Ha già trent’anni Vassily quando decide di studiare pittura in Germania, dando inizio a quell’avventura che ne farà una figura di primissimo piano sulla scena dell’astrattismo. Ma anche a Monaco di Baviera come a Berlino o nel piccolo paese di Murnau mantiene i contatti con la madre patria, portando nelle sue opere l’eco delle fiabe medievali e del folklore russo, avvicinandosi alle esperienze simboliste nella ricerca di uno spiritualismo nuovo, di una dimensione più elevata dell’arte, intrecciando musica e pittura, suoni e colori. In un primo tempo affascinato da impostazioni ancora tardo impressioniste e dal decorativismo Jugendstil, Kandinsky inizia ora a dipingere paesaggi a campiture piatte, dai colori vivaci, antinaturalistici, vicini a quelli dei fauves e degli espressionisti. È’ l’inizio di quel percorso che lo porterà alla conquista della libertà più assoluta della linea e del colore, in un progressivo allontanamento dal reale, dalla rappresentazione del dato oggettivo, come in Improvvisazione III del 1907 o in Quadro con macchia rossa, che vede la forma ormai sciogliersi nel colore. Sono questi gli anni in cui insieme a Franz Marc e a Paul Klee dà vita all’avventura del «Cavaliere Azzurro» e scrive «Dello spirituale nell’arte», anni densi di sperimentazioni e di capolavori che traducono in immagini astratte il suo mondo interiore. 
Una fase della sua vita si sta tuttavia concludendo. Russo in terra tedesca, allo scoppiare della guerra Kandinsky deve ritornare in patria, da cui si allontanerà solo nel 1922, invitato da Walter Gropius a insegnare al Bauhaus. La sua pittura si fa adesso più intellettuale, più controllata e rigorosa, mentre la tematica dei colori fondamentali, da sempre al centro della sua indagine, viene studiata in relazione alle forme geometriche del triangolo, del quadrato e del cerchio, diventando l’elemento fondante delle sue opere, di «Giallo-Rosso-Blu» con il suo straordinario dinamismo grafico e i colori primari integrati dal verde, dall’arancione e dal viola, di «Accordo in rosa» o del celeberrimo «Sviluppo in bruno», dove fragili forme triangolari si muovono verso l’alto in uno spazio luminoso tra due masse scure. Ma, con l’arrivo dei nazisti, l’artista è costretto a emigrare di nuovo, a Parigi, ultima tappa del suo viaggio. E nella capitale francese, a contatto con le ricerche dei surrealisti il suo linguaggio si trasforma ancora mentre le sue composizioni si fanno più sciolte, più gaie e animate, lasciando entrare nuove forme biomorfe, schiarendo la tavolozza alla limpida luce parigina. E sarà il poetico «Azzurro cielo» del 1940, con la magia di quel caleidoscopio di forme e animaletti che galleggiano in un mondo sereno, la risposta del pittore alla tragedia di una nuova guerra. 

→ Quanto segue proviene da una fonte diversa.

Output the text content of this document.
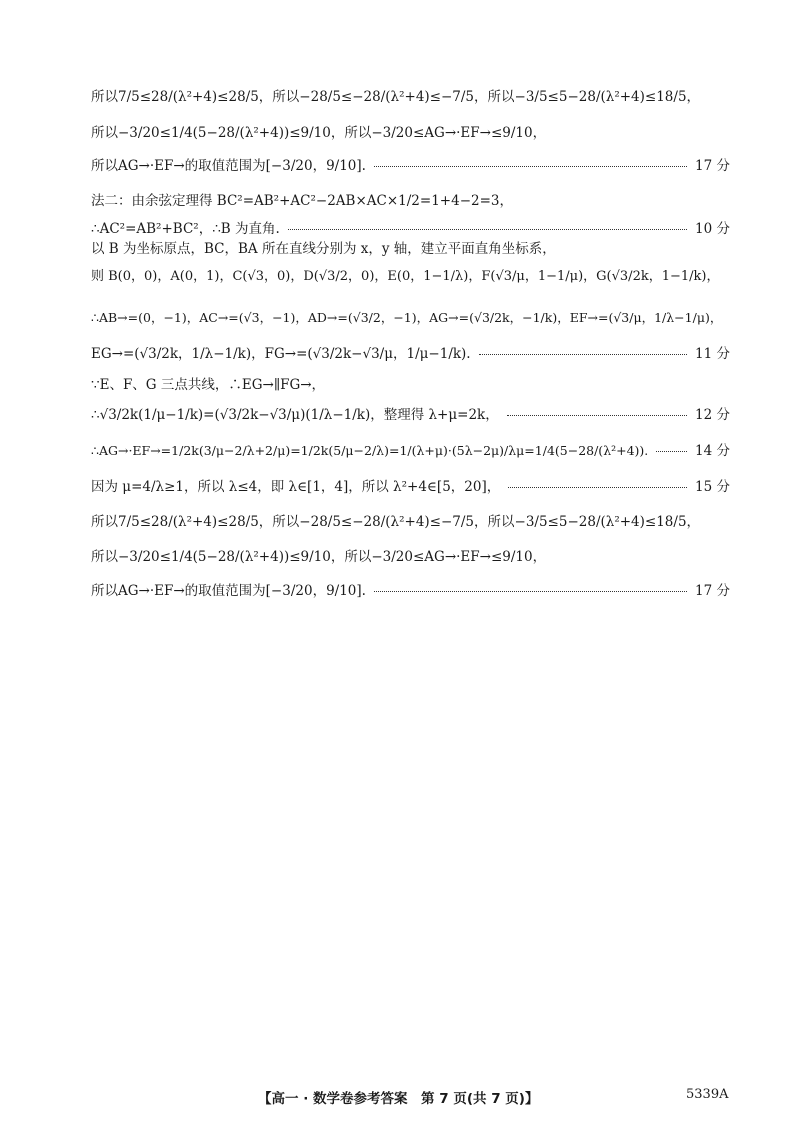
所以7/5≤28/(λ²+4)≤28/5，所以−28/5≤−28/(λ²+4)≤−7/5，所以−3/5≤5−28/(λ²+4)≤18/5，
所以−3/20≤1/4(5−28/(λ²+4))≤9/10，所以−3/20≤AG→·EF→≤9/10，
所以AG→·EF→的取值范围为[−3/20，9/10].	17 分
法二：由余弦定理得 BC²=AB²+AC²−2AB×AC×1/2=1+4−2=3，
∴AC²=AB²+BC²，∴B 为直角.	10 分
以 B 为坐标原点，BC，BA 所在直线分别为 x，y 轴，建立平面直角坐标系，
则 B(0，0)，A(0，1)，C(√3，0)，D(√3/2，0)，E(0，1−1/λ)，F(√3/μ，1−1/μ)，G(√3/2k，1−1/k)，
∴AB→=(0，−1)，AC→=(√3，−1)，AD→=(√3/2，−1)，AG→=(√3/2k，−1/k)，EF→=(√3/μ，1/λ−1/μ)，
EG→=(√3/2k，1/λ−1/k)，FG→=(√3/2k−√3/μ，1/μ−1/k).	11 分
∵E、F、G 三点共线，∴EG→∥FG→，
∴√3/2k(1/μ−1/k)=(√3/2k−√3/μ)(1/λ−1/k)，整理得 λ+μ=2k，	12 分
∴AG→·EF→=1/2k(3/μ−2/λ+2/μ)=1/2k(5/μ−2/λ)=1/(λ+μ)·(5λ−2μ)/λμ=1/4(5−28/(λ²+4)).	14 分
因为 μ=4/λ≥1，所以 λ≤4，即 λ∈[1，4]，所以 λ²+4∈[5，20]，	15 分
所以7/5≤28/(λ²+4)≤28/5，所以−28/5≤−28/(λ²+4)≤−7/5，所以−3/5≤5−28/(λ²+4)≤18/5，
所以−3/20≤1/4(5−28/(λ²+4))≤9/10，所以−3/20≤AG→·EF→≤9/10，
所以AG→·EF→的取值范围为[−3/20，9/10].	17 分
【高一 · 数学卷参考答案　第 7 页(共 7 页)】	5339A
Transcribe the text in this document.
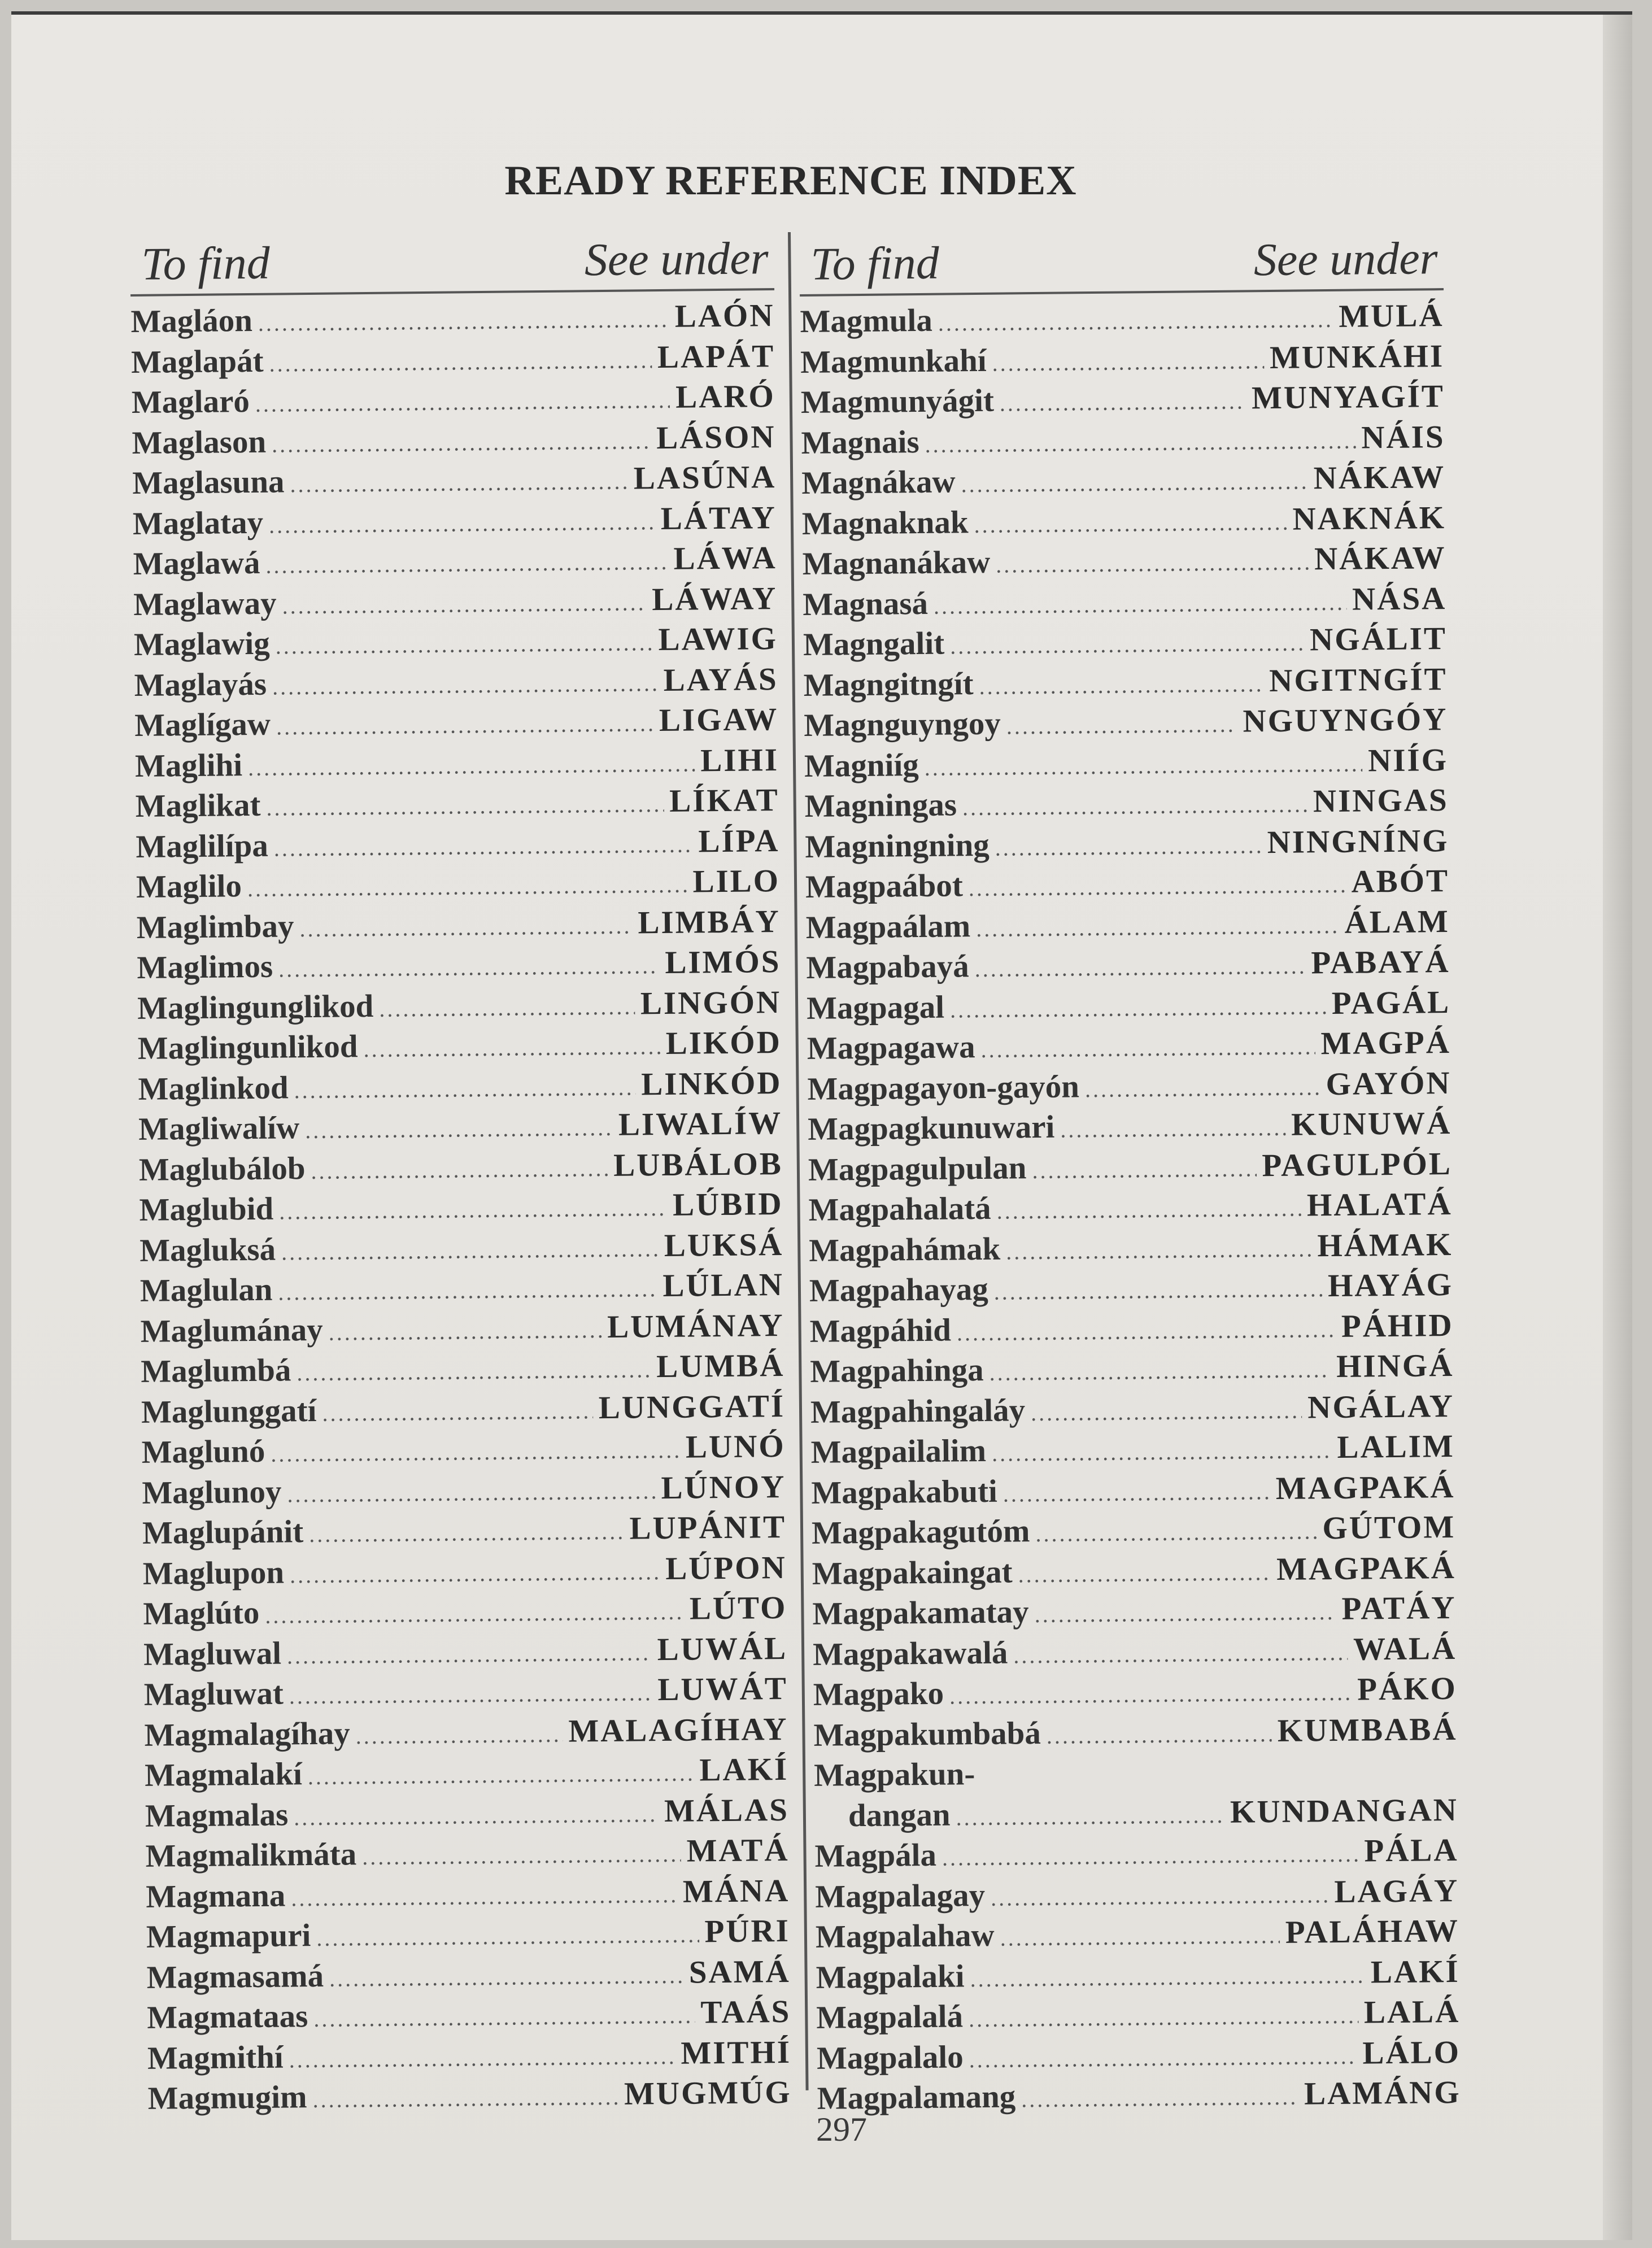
READY REFERENCE INDEX
To find	See under
Magláon .....	LAÓN
Maglapát .....	LAPÁT
Maglaró .....	LARÓ
Maglason .....	LÁSON
Maglasuna .....	LASÚNA
Maglatay .....	LÁTAY
Maglawá .....	LÁWA
Maglaway .....	LÁWAY
Maglawig .....	LAWIG
Maglayás .....	LAYÁS
Maglígaw .....	LIGAW
Maglihi .....	LIHI
Maglikat .....	LÍKAT
Maglilípa .....	LÍPA
Maglilo .....	LILO
Maglimbay .....	LIMBÁY
Maglimos .....	LIMÓS
Maglingunglikod .....	LINGÓN
Maglingunlikod .....	LIKÓD
Maglinkod .....	LINKÓD
Magliwalíw .....	LIWALÍW
Maglubálob .....	LUBÁLOB
Maglubid .....	LÚBID
Magluksá .....	LUKSÁ
Maglulan .....	LÚLAN
Maglumánay .....	LUMÁNAY
Maglumbá .....	LUMBÁ
Maglunggatí .....	LUNGGATÍ
Maglunó .....	LUNÓ
Maglunoy .....	LÚNOY
Maglupánit .....	LUPÁNIT
Maglupon .....	LÚPON
Maglúto .....	LÚTO
Magluwal .....	LUWÁL
Magluwat .....	LUWÁT
Magmalagíhay .....	MALAGÍHAY
Magmalakí .....	LAKÍ
Magmalas .....	MÁLAS
Magmalikmáta .....	MATÁ
Magmana .....	MÁNA
Magmapuri .....	PÚRI
Magmasamá .....	SAMÁ
Magmataas .....	TAÁS
Magmithí .....	MITHÍ
Magmugim .....	MUGMÚG
To find	See under
Magmula .....	MULÁ
Magmunkahí .....	MUNKÁHI
Magmunyágit .....	MUNYAGÍT
Magnais .....	NÁIS
Magnákaw .....	NÁKAW
Magnaknak .....	NAKNÁK
Magnanákaw .....	NÁKAW
Magnasá .....	NÁSA
Magngalit .....	NGÁLIT
Magngitngít .....	NGITNGÍT
Magnguyngoy .....	NGUYNGÓY
Magniíg .....	NIÍG
Magningas .....	NINGAS
Magningning .....	NINGNÍNG
Magpaábot .....	ABÓT
Magpaálam .....	ÁLAM
Magpabayá .....	PABAYÁ
Magpagal .....	PAGÁL
Magpagawa .....	MAGPÁ
Magpagayon-gayón .....	GAYÓN
Magpagkunuwari .....	KUNUWÁ
Magpagulpulan .....	PAGULPÓL
Magpahalatá .....	HALATÁ
Magpahámak .....	HÁMAK
Magpahayag .....	HAYÁG
Magpáhid .....	PÁHID
Magpahinga .....	HINGÁ
Magpahingaláy .....	NGÁLAY
Magpailalim .....	LALIM
Magpakabuti .....	MAGPAKÁ
Magpakagutóm .....	GÚTOM
Magpakaingat .....	MAGPAKÁ
Magpakamatay .....	PATÁY
Magpakawalá .....	WALÁ
Magpako .....	PÁKO
Magpakumbabá .....	KUMBABÁ
Magpakun-
dangan .....	KUNDANGAN
Magpála .....	PÁLA
Magpalagay .....	LAGÁY
Magpalahaw .....	PALÁHAW
Magpalaki .....	LAKÍ
Magpalalá .....	LALÁ
Magpalalo .....	LÁLO
Magpalamang .....	LAMÁNG
297
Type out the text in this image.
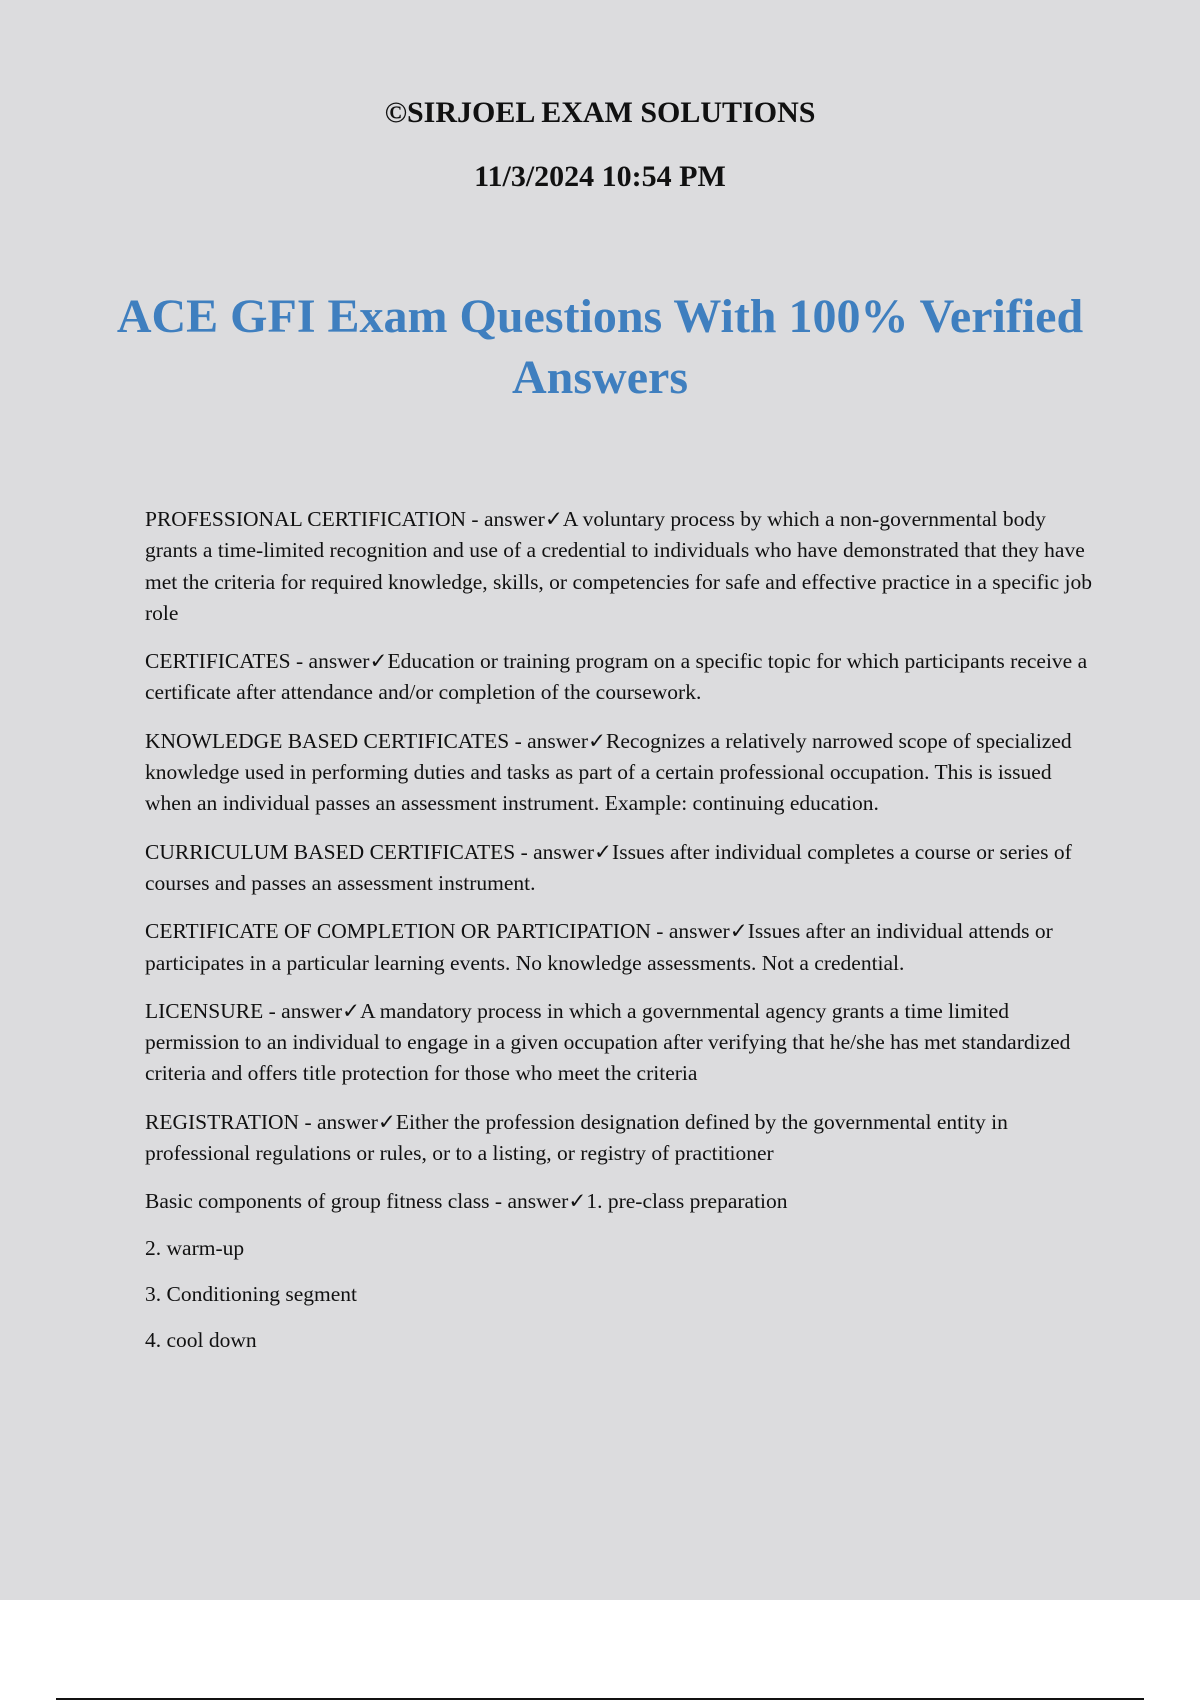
©SIRJOEL EXAM SOLUTIONS
11/3/2024 10:54 PM
ACE GFI Exam Questions With 100% Verified Answers

PROFESSIONAL CERTIFICATION - answer✓A voluntary process by which a non-governmental body grants a time-limited recognition and use of a credential to individuals who have demonstrated that they have met the criteria for required knowledge, skills, or competencies for safe and effective practice in a specific job role

CERTIFICATES - answer✓Education or training program on a specific topic for which participants receive a certificate after attendance and/or completion of the coursework.

KNOWLEDGE BASED CERTIFICATES - answer✓Recognizes a relatively narrowed scope of specialized knowledge used in performing duties and tasks as part of a certain professional occupation. This is issued when an individual passes an assessment instrument. Example: continuing education.

CURRICULUM BASED CERTIFICATES - answer✓Issues after individual completes a course or series of courses and passes an assessment instrument.

CERTIFICATE OF COMPLETION OR PARTICIPATION - answer✓Issues after an individual attends or participates in a particular learning events. No knowledge assessments. Not a credential.

LICENSURE - answer✓A mandatory process in which a governmental agency grants a time limited permission to an individual to engage in a given occupation after verifying that he/she has met standardized criteria and offers title protection for those who meet the criteria

REGISTRATION - answer✓Either the profession designation defined by the governmental entity in professional regulations or rules, or to a listing, or registry of practitioner

Basic components of group fitness class - answer✓1. pre-class preparation

2. warm-up

3. Conditioning segment

4. cool down
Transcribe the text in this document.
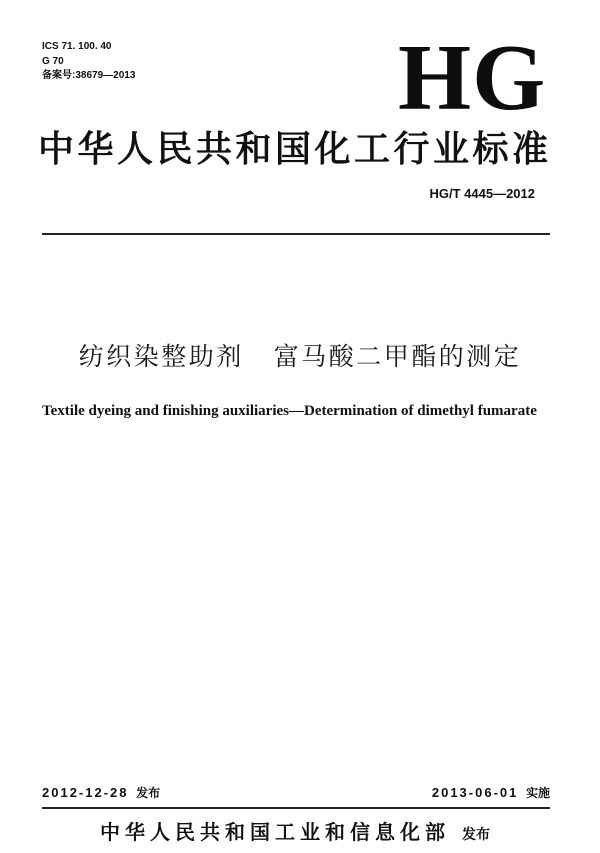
ICS 71. 100. 40
G 70
备案号:38679—2013	HG
中华人民共和国化工行业标准
HG/T 4445—2012
纺织染整助剂 富马酸二甲酯的测定
Textile dyeing and finishing auxiliaries—Determination of dimethyl fumarate
2012-12-28 发布	2013-06-01 实施
中华人民共和国工业和信息化部 发布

Con la poesia ha dato voce ai misteri più intimi delle tele

Roberta Scorranese

Tutta l’opera di Vassily Kandinsky è attraversata da un sentimento vivo, riconoscibile, palpabile: l’insoddisfazione. Mai sazio, prese i colori delle sue terre d’origine e ne fece astrazione: punti, linee, superficie. Ma non era ancora abbastanza: l’arte non riesce a riprodurre, diceva, «l’ora più bella delle giornate di Mosca». Non era solo una questione di stile o genere: la pittura, da sola, non era sufficiente a raccontare quel mondo che giocava a dadi con la guerra, con le rivolte sociali. 
E così, quando (esattamente cent’anni fa) Kandinsky scrisse la sua prima raccolta di poesie, la intitolò Suoni perché in lui la sinestesia non era soltanto una forma retorica: era una poetica precisa. Dipingere e scrivere versi, comporre musica o imbastire riflessioni teoriche, erano semplicemente la stessa cosa. 
Siamo nel 1913, l’anno in cui Luigi Russolo firmò il Manifesto Futurista dei Rumori ; l’anno in cui, per la prima volta, Marcel Duchamp utilizzò il termine «ready made» indicando la sua celebre ruota di bicicletta e lasciando sottintendere: questo oggetto non è solo un oggetto, è un oggetto . 
«Una rosa è una rosa è una rosa», scriveva in quell’anno Gertrude Stein nel poema Sacred Emily, traducendo in poesia (appunto) lo spirito di quell’epoca, quando a Vienna soggiornavano sia Hitler che Stalin e il mondo avvertiva di essere sull’orlo di «qualcosa». 
Ecco perché la poesia di Kandinsky non è solo poesia: è, insieme, suono, colore, gesto, linea, punto, superficie. «Sinistra, in alto nell’angolo, un puntolino/ destra, nell’angolo in basso, altro puntolino/ E al centro niente di niente (...)» recita un poema breve. Tre capoversi in cui troviamo un punto, un angolo, un centro e il nulla. Come nelle sue composizioni astratte, dove la materia si decompone in un’inafferrabile costellazione di segni, a volte opposti. 
Ma non solo nelle poesie. Anche nei suoi scritti più squisitamente teoretici (a cominciare dal famoso Lo spirituale nell’arte , terminato in Baviera nel 1910) Kandinsky si esprime in un linguaggio che di per sé è una dichiarazione di intenti: evocativo, poetico. Non è un vezzo: tra i suoi ispiratori, Kandinsky ha citato il pittore preraffaellita Dante Gabriel Rossetti e ha stretto amicizia con i poeti simbolisti tedeschi Karl Wolfskehel e Stefan George. Accostando suoni e segni grafici, rumori e figure geometriche, non farà altro che ricreare quella stessa dinamica spirituale che è così presente nel suo lungo lavoro sulla tela. 
«Non volevo altro che creare sonorità», dirà a proposito delle sue raccolte di poesia. Che non si limiteranno alla parola scritta, ma che verranno accompagnate da xilografie (incisioni). Dieci anni prima, nel 1903, aveva realizzato una serie di «Poesie senza parole», piccoli poemi visivi in cui l’artista recuperava la tecnica dell’acquaforte. Il suono è fisico, le figure si ascoltano e i colori prendono forma. 
Ecco il «cuore» della scrittura di Kandinsky, alimentato da quelle stesse «corrispondenze» che attraversavano i versi di Baudelaire e da quelle visioni così precise di Rimbaud. Non è il mondo onirico dei Surrealisti, nè quello «sovversivo» dei Dadaisti. Nonostante questo, in alcune delle serate al Cabaret Voltaire di Zurigo, Hugo Ball scelse di leggere alcuni versi dell’artista che «cercava il suono». 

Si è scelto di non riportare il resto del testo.